Soal Aturan Kemasan Rokok Polos Tanpa Merek Perlu Keterbukaan

Photo of author

By Erina Syifa

ledifha.com – JAKARTA – Sejumlah anggota legislatif terlibat ambil pendapat terkait rencana penerapan kemasan rokok polos tanpa merek pada Rancangan Peraturan Menteri Aspek Kesehatan (RPMK) yang dimaksud belakangan disebut mempunyai dampak merugikan bagi penduduk kecil yang tersebut menggantungkan kehidupannya pada sektor bidang hasil tembakau, seperti petani kemudian peritel. Kebijakan restriktif ini ialah aturan turunan dari Peraturan otoritas No. 28 Tahun 2024 (PP 28/2024) yang masih menuai polemik di beberapa waktu terakhir.

Legislator menyoroti tentang perlunya pengamanan sektor tembakau sebagai salah satu komoditas strategis nasional, sekaligus ketidakpatuhan Kemenkes pada proses pembuatan peraturan yang dimaksud tidak ada transparan serta minim pelibatan sektor terdampak.
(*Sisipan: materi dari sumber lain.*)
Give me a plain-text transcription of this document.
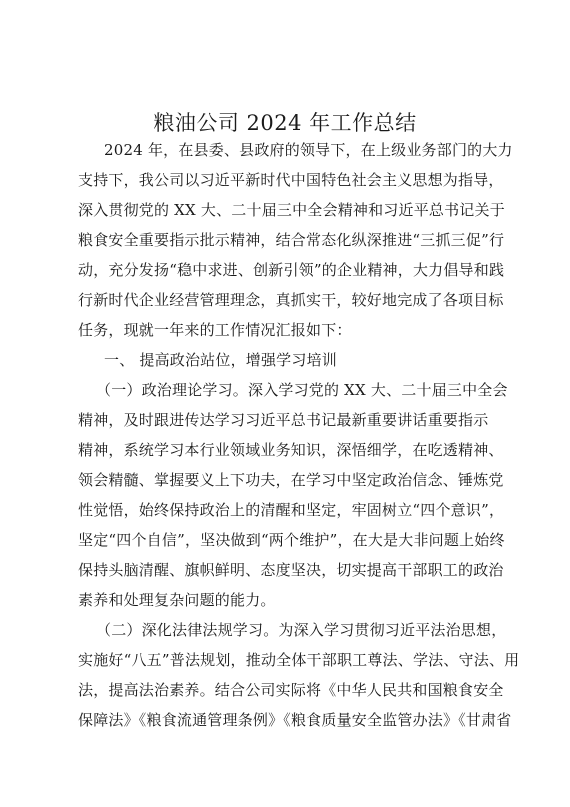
粮油公司 2024 年工作总结
2024 年，在县委、县政府的领导下，在上级业务部门的大力
支持下，我公司以习近平新时代中国特色社会主义思想为指导，
深入贯彻党的 XX 大、二十届三中全会精神和习近平总书记关于
粮食安全重要指示批示精神，结合常态化纵深推进“三抓三促”行
动，充分发扬“稳中求进、创新引领”的企业精神，大力倡导和践
行新时代企业经营管理理念，真抓实干，较好地完成了各项目标
任务，现就一年来的工作情况汇报如下：
一、 提高政治站位，增强学习培训
（一）政治理论学习。深入学习党的 XX 大、二十届三中全会
精神，及时跟进传达学习习近平总书记最新重要讲话重要指示
精神，系统学习本行业领域业务知识，深悟细学，在吃透精神、
领会精髓、掌握要义上下功夫，在学习中坚定政治信念、锤炼党
性觉悟，始终保持政治上的清醒和坚定，牢固树立“四个意识”，
坚定“四个自信”，坚决做到“两个维护”，在大是大非问题上始终
保持头脑清醒、旗帜鲜明、态度坚决，切实提高干部职工的政治
素养和处理复杂问题的能力。
（二）深化法律法规学习。为深入学习贯彻习近平法治思想，
实施好“八五”普法规划，推动全体干部职工尊法、学法、守法、用
法，提高法治素养。结合公司实际将《中华人民共和国粮食安全
保障法》《粮食流通管理条例》《粮食质量安全监管办法》《甘肃省
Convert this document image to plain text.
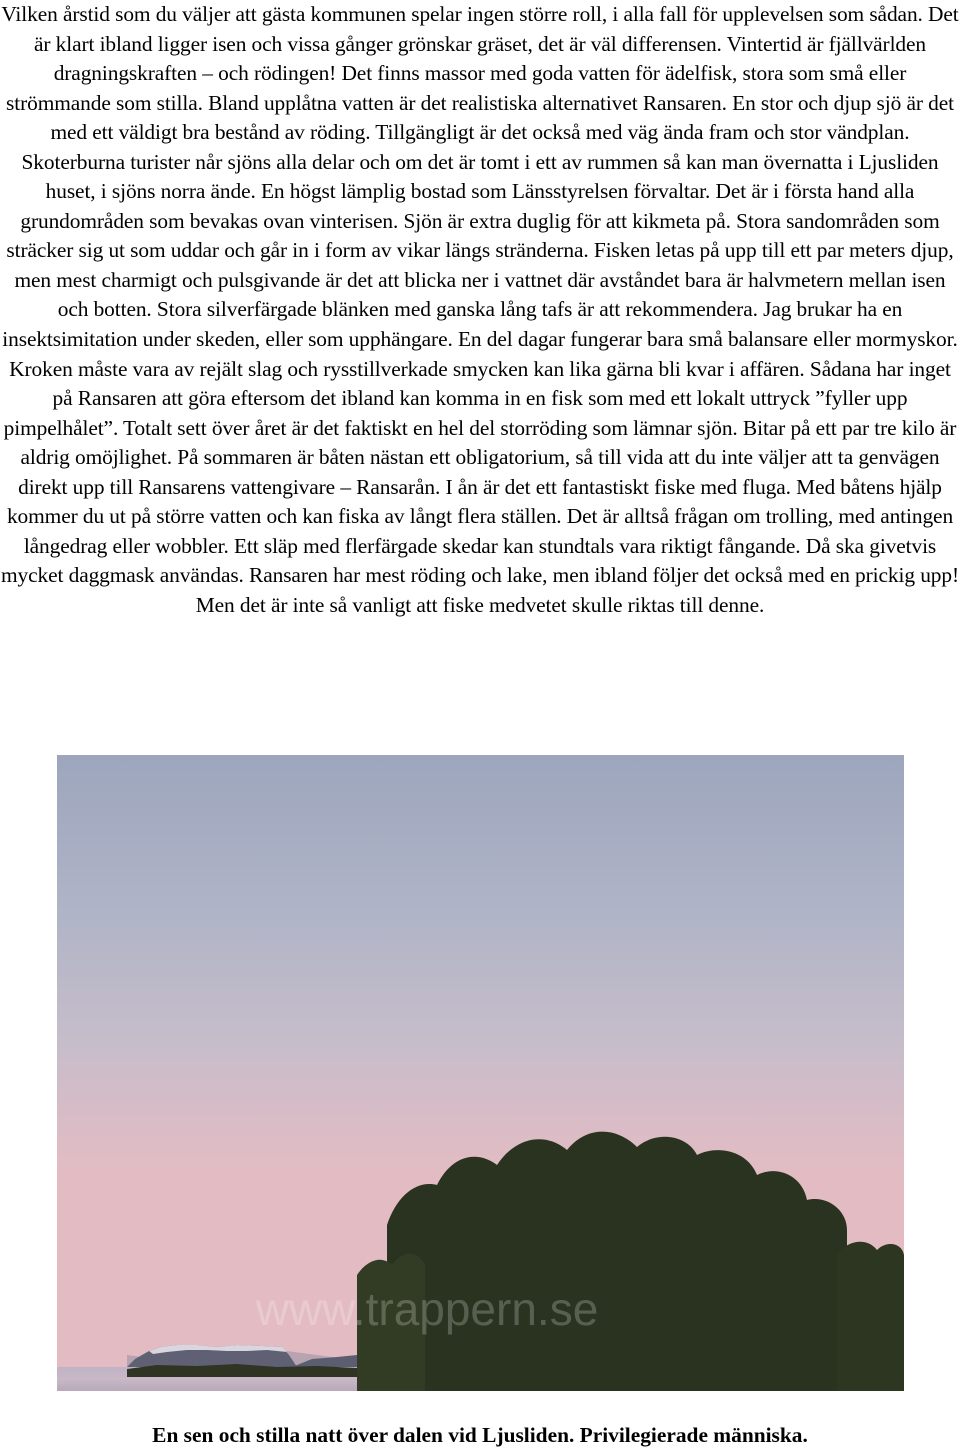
Vilken årstid som du väljer att gästa kommunen spelar ingen större roll, i alla fall för upplevelsen som sådan. Det är klart ibland ligger isen och vissa gånger grönskar gräset, det är väl differensen. Vintertid är fjällvärlden dragningskraften – och rödingen! Det finns massor med goda vatten för ädelfisk, stora som små eller strömmande som stilla. Bland upplåtna vatten är det realistiska alternativet Ransaren. En stor och djup sjö är det med ett väldigt bra bestånd av röding. Tillgängligt är det också med väg ända fram och stor vändplan. Skoterburna turister når sjöns alla delar och om det är tomt i ett av rummen så kan man övernatta i Ljusliden huset, i sjöns norra ände. En högst lämplig bostad som Länsstyrelsen förvaltar. Det är i första hand alla grundområden som bevakas ovan vinterisen. Sjön är extra duglig för att kikmeta på. Stora sandområden som sträcker sig ut som uddar och går in i form av vikar längs stränderna. Fisken letas på upp till ett par meters djup, men mest charmigt och pulsgivande är det att blicka ner i vattnet där avståndet bara är halvmetern mellan isen och botten. Stora silverfärgade blänken med ganska lång tafs är att rekommendera. Jag brukar ha en insektsimitation under skeden, eller som upphängare. En del dagar fungerar bara små balansare eller mormyskor. Kroken måste vara av rejält slag och rysstillverkade smycken kan lika gärna bli kvar i affären. Sådana har inget på Ransaren att göra eftersom det ibland kan komma in en fisk som med ett lokalt uttryck ”fyller upp pimpelhålet”. Totalt sett över året är det faktiskt en hel del storröding som lämnar sjön. Bitar på ett par tre kilo är aldrig omöjlighet. På sommaren är båten nästan ett obligatorium, så till vida att du inte väljer att ta genvägen direkt upp till Ransarens vattengivare – Ransarån. I ån är det ett fantastiskt fiske med fluga. Med båtens hjälp kommer du ut på större vatten och kan fiska av långt flera ställen. Det är alltså frågan om trolling, med antingen långedrag eller wobbler. Ett släp med flerfärgade skedar kan stundtals vara riktigt fångande. Då ska givetvis mycket daggmask användas. Ransaren har mest röding och lake, men ibland följer det också med en prickig upp! Men det är inte så vanligt att fiske medvetet skulle riktas till denne.

www.trappern.se

En sen och stilla natt över dalen vid Ljusliden. Privilegierade människa.
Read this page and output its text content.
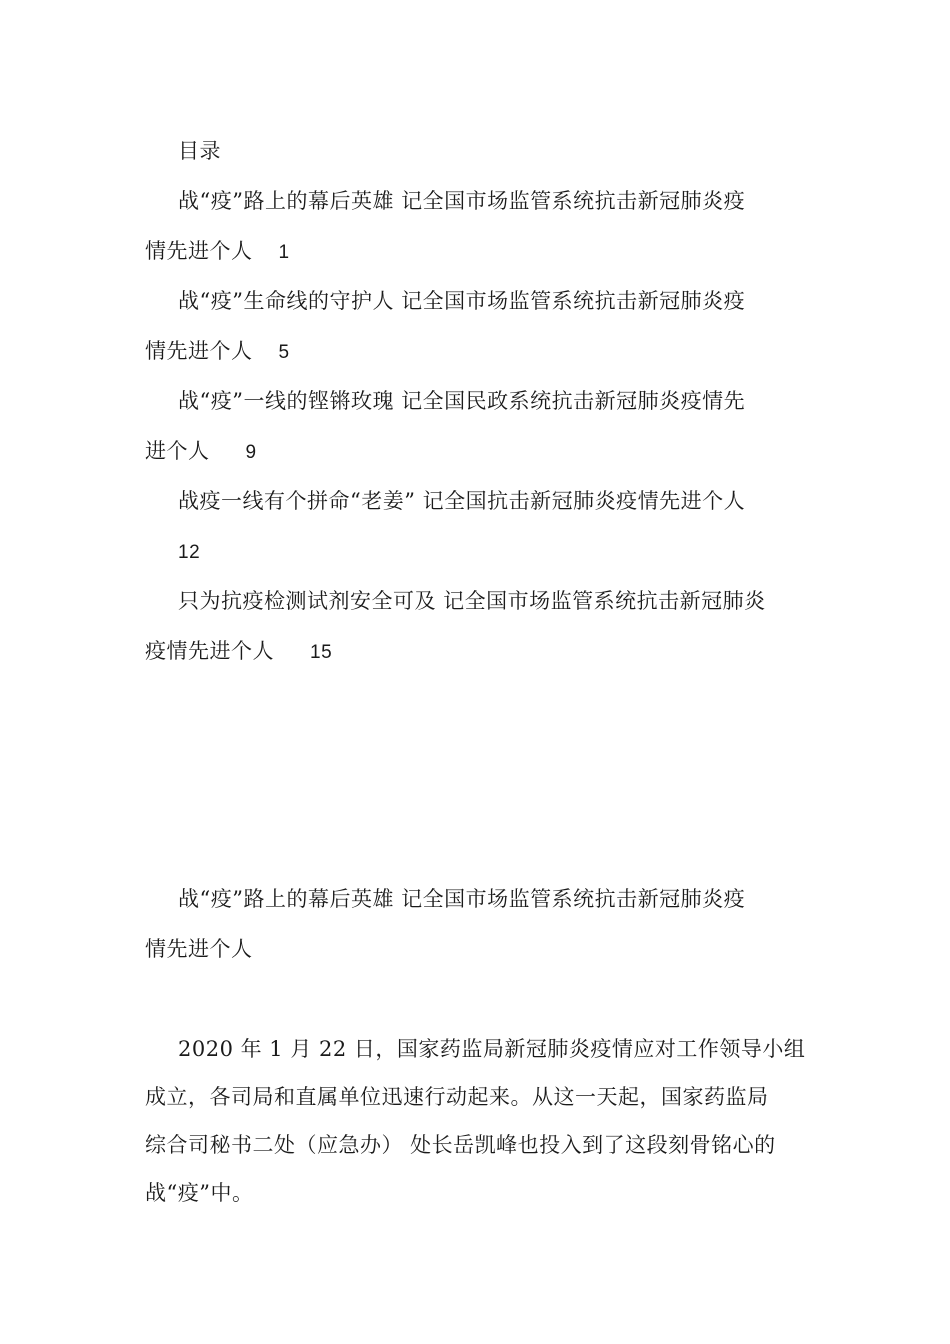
目录
战“疫”路上的幕后英雄 记全国市场监管系统抗击新冠肺炎疫
情先进个人 1
战“疫”生命线的守护人 记全国市场监管系统抗击新冠肺炎疫
情先进个人 5
战“疫”一线的铿锵玫瑰 记全国民政系统抗击新冠肺炎疫情先
进个人 9
战疫一线有个拼命“老姜” 记全国抗击新冠肺炎疫情先进个人
12
只为抗疫检测试剂安全可及 记全国市场监管系统抗击新冠肺炎
疫情先进个人 15
战“疫”路上的幕后英雄 记全国市场监管系统抗击新冠肺炎疫
情先进个人
2020 年 1 月 22 日，国家药监局新冠肺炎疫情应对工作领导小组
成立，各司局和直属单位迅速行动起来。从这一天起，国家药监局
综合司秘书二处（应急办） 处长岳凯峰也投入到了这段刻骨铭心的
战“疫”中。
Baca Juga: Gudang Garam ‘Batuk-batuk’ Buntut Kenaikan Cukai, Pendapatan Turun 10,54%

Anggota Komisi IX DPR RI, Nurhadi, menggarisbawahi perihal sektor hasil tembakau yang digunakan merupakan salah satu penyokong utama perekonomian, khususnya terkait dengan serapan tambahan dari 6 jt tenaga kerja di area dalamnya dan juga penerimaan negara dari cukai hasil tembakau. Sehingga, pembuatan kebijakan di sektor ini harus mengutamakan kepentingan nasional. Dalam prosesnya, pemerintah bukan mampu sembarangan kemudian harus mengakomodir masukan pihak-pihak terdampak yang menggantungkan mata pencahariannya pada sektor tembakau.

“Tembakau merupakan salah satu komoditas strategis nasional yang mana mempunyai kontribusi besar terhadap serapan tenaga kerja kemudian penerimaan negara. Industri hasil tembakau ini melibatkan 6 jt jiwa rakyat Indonesia dari hulu ke hilir, dari petani, pekerja, peritel, UMKM. Banyak sekali pihak terdampak. Mengaturnya bukan boleh asal-asalan kemudian Kemenkes harus mengakomodir aspirasi dari pihak-pihak yang tersebut terdampak,” ujar beliau untuk media.

Dalam sidang kabinet paripurna pada Ibu Pusat Kota Negara (IKN) Nusantara, Presiden Joko Widodo (Jokowi) menyampaikan instruksi agar tidaklah menghasilkan kebijakan ekstrem yang mana dapat memunculkan gejolak masa transisi pemerintahan. Presiden Jokowi juga menekankan untuk menjaga situasi yang kondusif demi menjaga stabilitas pembangunan, di hal ini menjaga daya beli masyarakat, inflasi, pertumbuhan, keamanan, ketertiban.

Baca Juga: Peredaran Rokok Ilegal di tempat Jateng Rugikan Negara Rp121,77 Miliar

Oleh akibat itu, ia berharap tak ada lagi pembuatan kebijakan ekstrem yang berkaitan dengan hajat hidup orang sejumlah kemudian berpotensi merugikan penduduk luas. “Penting untuk memverifikasi tiada ada riak-riak gejolak sampai pemerintahan berikutnya terbentuk,” kata ia pada pengaktifan sidang belum lama ini.

Apalagi, tambah Anggota Komisi IX DPR RI, Nurhadi, Indonesia mempunyai keunikan dibandingkan negara lain, bukan sanggup disamakan. Di Indonesia, bidang tembakau mengakomodasi tenaga kerja secara signifikan kemudian mempunyai jutaan peritel yang digunakan mayoritas dalam sektor Usaha Mikro, Kecil, lalu Menengah (UMKM). Bagi tukang jualan kecil, hasil tembakau memberi sumbangan pada hasil penjualan sebesar 50-80%. Di sisi lain, kondisi sektor ekonomi domestik dan juga global pada waktu ini tidak ada menentu. Aturan semena-mena seperti RPMK kemasan rokok polos tanpa merek yang digunakan tak mempertimbangkan dampak terhadap penduduk kecil ini dapat menyokong meningkatnya pengangguran lalu mengancam stabilitas perekonomian nasional.

“Perlakuan sembarangan terhadap bidang tembakau dapat mengancam perekonomian nasional. Jika tiada ditangani dengan hati-hati, perekonomian kita berisiko,” jelasnya.